NAGPUR: While refusing to stay the Nagpur bench of Bombay high court’s verdict on feeding of stray dogs, the Supreme Court on Friday orally observed that adoption should not mean that the feeders need to take the dogs to their homes.

Before adjourning the hearing till November 16, a division bench comprising justices Sanjiv Khanna and JK Maheshwari issued notice to Nagpur Municipal Corporation (NMC) and Animal Welfare Board of India (AWBI), stating that it would like to hear NMC’s version on the HC order.

“The order requires few modifications. If stray dogs are not fed, they will become aggressive. We need assistance from the civic body but at the same time there should be few checks as well,” the bench said.

While refusing to grant any interim relief to the petitioners, the judges said their prayer that coercive steps should not be taken against those violating the HC orders will be taken up on the next date.

The top court’s observations came while hearing a special leave petition (SLP) filed by two city women, along with one from Mumbai, challenging Nagpur bench’s orders that prohibited dog lovers from feeding them at public places and gardens, said respondent Vijay Talewar’s counsel Shakul Ghatole.

One more petition challenging the HC order has been filed by Janice Smith Animal Welfare Trust through its chairman Manoj Oswal, and Harshwardhan Choudhary. The two petitions were clubbed by the SC.

The HC orders had been passed on Talewar’s petition filed through lawyer Firdos Mirza in 2006, praying for controlling the growing stray dog menace in the city.

Petitioners Swati Chatterjee and Mrudula Godbole from Nagpur along with Pallavi Patil from Mumbai pointed out that the HC orders are inconsistent with the Prevention of Cruelty to Animals Act, 1961.
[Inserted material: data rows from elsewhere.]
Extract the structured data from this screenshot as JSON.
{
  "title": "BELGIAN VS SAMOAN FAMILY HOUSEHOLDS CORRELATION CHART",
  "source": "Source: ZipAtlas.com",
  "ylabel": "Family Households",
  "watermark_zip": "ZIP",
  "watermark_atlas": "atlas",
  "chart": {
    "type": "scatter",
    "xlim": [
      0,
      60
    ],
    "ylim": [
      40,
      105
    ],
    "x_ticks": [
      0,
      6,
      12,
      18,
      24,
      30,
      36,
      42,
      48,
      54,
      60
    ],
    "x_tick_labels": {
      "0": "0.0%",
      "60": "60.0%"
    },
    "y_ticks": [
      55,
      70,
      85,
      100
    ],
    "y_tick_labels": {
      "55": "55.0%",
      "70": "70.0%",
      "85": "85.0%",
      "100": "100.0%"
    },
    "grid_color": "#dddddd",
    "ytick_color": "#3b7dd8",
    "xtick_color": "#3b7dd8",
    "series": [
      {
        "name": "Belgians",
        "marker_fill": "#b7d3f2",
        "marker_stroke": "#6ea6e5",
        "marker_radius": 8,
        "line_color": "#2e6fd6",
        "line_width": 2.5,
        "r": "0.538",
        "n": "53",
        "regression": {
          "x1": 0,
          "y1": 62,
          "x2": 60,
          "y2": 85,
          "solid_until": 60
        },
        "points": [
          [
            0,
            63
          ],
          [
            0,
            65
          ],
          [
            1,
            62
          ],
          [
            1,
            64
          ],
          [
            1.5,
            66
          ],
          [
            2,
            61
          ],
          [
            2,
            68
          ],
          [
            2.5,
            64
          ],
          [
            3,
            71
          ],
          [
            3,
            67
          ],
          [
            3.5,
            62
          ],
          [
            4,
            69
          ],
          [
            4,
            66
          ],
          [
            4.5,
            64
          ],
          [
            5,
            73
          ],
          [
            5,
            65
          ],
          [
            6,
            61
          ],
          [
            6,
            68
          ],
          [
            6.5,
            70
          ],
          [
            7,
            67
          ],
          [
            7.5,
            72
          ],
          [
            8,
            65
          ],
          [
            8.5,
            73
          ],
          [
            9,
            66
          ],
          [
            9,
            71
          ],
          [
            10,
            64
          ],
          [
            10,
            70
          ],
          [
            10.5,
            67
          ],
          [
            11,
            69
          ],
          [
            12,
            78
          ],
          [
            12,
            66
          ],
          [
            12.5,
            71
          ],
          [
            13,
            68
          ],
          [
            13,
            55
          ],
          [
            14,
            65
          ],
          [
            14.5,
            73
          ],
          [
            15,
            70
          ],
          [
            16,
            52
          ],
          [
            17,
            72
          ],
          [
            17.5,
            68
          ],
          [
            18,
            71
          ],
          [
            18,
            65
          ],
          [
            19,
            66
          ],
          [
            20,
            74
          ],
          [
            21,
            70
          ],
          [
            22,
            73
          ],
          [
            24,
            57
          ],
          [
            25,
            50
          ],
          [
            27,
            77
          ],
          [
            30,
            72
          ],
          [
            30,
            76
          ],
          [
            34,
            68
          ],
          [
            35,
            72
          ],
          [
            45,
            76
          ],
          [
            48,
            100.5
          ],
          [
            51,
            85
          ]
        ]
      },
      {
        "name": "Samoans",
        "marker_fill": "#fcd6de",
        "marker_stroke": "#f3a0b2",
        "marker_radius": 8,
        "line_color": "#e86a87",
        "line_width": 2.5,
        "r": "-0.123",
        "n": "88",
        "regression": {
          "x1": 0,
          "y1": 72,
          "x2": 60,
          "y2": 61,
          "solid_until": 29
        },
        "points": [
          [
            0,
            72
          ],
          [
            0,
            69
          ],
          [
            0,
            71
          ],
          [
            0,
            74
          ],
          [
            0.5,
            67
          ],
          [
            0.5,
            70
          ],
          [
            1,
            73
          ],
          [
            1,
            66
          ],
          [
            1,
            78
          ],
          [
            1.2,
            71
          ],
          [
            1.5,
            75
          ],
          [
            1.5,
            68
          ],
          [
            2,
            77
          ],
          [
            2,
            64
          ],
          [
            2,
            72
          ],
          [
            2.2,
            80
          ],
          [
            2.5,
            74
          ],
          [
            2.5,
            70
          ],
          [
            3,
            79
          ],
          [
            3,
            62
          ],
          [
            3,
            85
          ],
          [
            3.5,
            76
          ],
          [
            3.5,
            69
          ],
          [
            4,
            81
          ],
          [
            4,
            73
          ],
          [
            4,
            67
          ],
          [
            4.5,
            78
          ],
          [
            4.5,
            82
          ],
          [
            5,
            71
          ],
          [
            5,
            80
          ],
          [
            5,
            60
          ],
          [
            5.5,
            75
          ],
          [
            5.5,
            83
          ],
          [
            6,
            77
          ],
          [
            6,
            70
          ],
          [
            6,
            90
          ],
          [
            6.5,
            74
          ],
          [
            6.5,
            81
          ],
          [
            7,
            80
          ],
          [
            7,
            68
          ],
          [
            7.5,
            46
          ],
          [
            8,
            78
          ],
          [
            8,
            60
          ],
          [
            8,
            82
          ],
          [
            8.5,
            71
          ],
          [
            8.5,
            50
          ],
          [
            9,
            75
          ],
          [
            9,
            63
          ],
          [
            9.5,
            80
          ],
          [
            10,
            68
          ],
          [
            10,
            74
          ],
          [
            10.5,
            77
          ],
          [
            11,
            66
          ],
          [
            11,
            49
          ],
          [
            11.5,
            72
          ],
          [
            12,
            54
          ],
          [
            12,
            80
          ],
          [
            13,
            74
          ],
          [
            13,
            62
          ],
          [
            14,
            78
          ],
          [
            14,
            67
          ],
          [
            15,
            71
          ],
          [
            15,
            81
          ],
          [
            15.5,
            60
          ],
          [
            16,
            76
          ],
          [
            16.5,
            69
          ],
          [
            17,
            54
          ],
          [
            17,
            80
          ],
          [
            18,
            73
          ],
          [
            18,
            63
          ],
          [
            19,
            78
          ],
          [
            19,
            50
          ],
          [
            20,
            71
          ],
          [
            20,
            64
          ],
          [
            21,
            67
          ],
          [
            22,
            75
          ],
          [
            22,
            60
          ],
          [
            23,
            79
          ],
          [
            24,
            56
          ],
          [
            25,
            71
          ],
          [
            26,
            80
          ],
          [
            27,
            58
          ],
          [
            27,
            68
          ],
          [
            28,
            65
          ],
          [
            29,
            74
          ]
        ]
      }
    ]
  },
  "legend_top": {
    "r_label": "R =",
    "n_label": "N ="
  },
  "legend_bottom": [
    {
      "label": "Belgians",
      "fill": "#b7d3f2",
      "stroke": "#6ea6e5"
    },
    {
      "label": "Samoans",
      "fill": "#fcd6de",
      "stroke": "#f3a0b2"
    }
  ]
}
Through counsels Surbhi Kapoor, Abhay Anturkar, Bhavya Pande, and Dhruv Tank, the petitioners pointed out that HC had directed the police to use their powers under Section 44 of the Maharashtra Police Act, 1951, to detain stray dogs on receiving complaints from citizens. This section did not mention detention of dogs, they argued.

The petitioners objected to HC directives to NMC commissioner to ensure that no feeding of street dogs takes place at any place, except at feeder’s own property or in their shelter homes or any authorized place. The HC had called on the civic chief to levy a maximum fine of Rs200 for every breach from the feeders.

The petitioners opposed another directive by the bench of justices Sunil Shukre and Anil Pansare, where the feeders were told to adopt and register the stray dogs first with NMC before feeding them.

Opposing the HC orders to the commissioner of police (CP) and rural SP to detain stray dogs under Section 44 of the Maharashtra Police Act, 1951, by whatever means, the petitioners argued that this provision calls for issuance of a public notice proclaiming that any stray found wandering in the street or in any public place may be destroyed. “The provision does not contemplate detention of dogs. Subclause (3) mentions that a dog which has been detained may be destroyed or sold,” they said.

Justices Shukre and Anil Pansare in their October 20 order had said animal lovers continue to behave irresponsibly leading to increasing problems for the civic authorities in controlling stray dogs. “These citizens posing themselves as sympathizers and friends of stray dogs, leave their houses on two and four wheelers carrying loads of food items meant for distribution amongst the street dogs. They make their stops in different localities, offer food packets and different tidbits to such dogs unmindful of the big harm that they are doing to the society. These supposed friends do not realise the disastrous consequences of their charity,” they said.